In response to the renewed violence, there were increasing calls within Israel for Arafat's forced exile and for Israel to crack down on the leaders of Hamas and other terror groups. Sharon is said to be against exiling Arafat, a view reportedly shared by Israel's intelligence establishment. Among the concerns is that Arafat would be seen as a martyr; that Abbas, who is also known as Abu Mazen, would be seen as a traitor if he continued to work with Israel; and that it would unite moderate and radical Palestinian factions and possibly lead to increased terror attacks.
But Eran Lerman, director of the American Jewish Committee's Israel/Middle East Office in Jerusalem, said he believes Israel is "on the brink of driving him out."

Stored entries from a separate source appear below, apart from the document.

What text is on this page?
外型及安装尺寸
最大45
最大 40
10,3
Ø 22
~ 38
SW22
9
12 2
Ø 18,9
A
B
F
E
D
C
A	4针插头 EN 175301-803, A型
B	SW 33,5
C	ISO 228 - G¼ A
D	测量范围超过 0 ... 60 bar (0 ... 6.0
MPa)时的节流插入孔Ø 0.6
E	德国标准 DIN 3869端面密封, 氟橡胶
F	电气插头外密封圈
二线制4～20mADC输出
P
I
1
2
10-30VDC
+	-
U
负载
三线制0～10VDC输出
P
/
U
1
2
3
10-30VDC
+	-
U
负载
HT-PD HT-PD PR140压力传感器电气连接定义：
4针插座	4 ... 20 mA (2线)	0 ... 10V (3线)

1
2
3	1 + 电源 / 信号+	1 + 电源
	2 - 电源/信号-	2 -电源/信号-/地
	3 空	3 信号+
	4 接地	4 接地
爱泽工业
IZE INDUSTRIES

"It's just an intuition, but for the first time in this conflict I believe it is getting close to that point," he said by phone during a visit to Holland. "If we continue to have terrorism, if Arafat continues to undercut Abu Mazen at every corner, and Europeans continue to swirl around Arafat, [forced exile] will re-emerge as an issue of discussion."
Defense Minister Shaul Mofaz reportedly said this week that he remains convinced Arafat should be expelled "if he continues to be an obstacle and encourage terrorism. But for the moment, the timing is not suitable."
On Tuesday, the Israeli newspaper Maariv quoted Deputy Prime Minister Ehud Olmert as advising Sharon to "consider placing Arafat under absolute house arrest so that he cannot speak with anyone. ... As long as Arafat is alive, Jews will die."
Steinberg of Bar-Ilan said that by continuing to visit Arafat "the Europeans look like fools." He noted that Secretary of State Colin Powell earlier this month met Abbas in Jericho "to make clear the difference" between him and Arafat.
Abbas pledged in a 15-minute phone conversation with Bush this week that he's committed to reform, peace and ending all acts of terror. In an interview on Arab satellite television al-Arabiya, however, Abbas refuted Israel's assertion that Arafat is behind the terror campaign.
"Arafat is the legitimate leader elected to lead the struggle," he said. "And we are in complete harmony."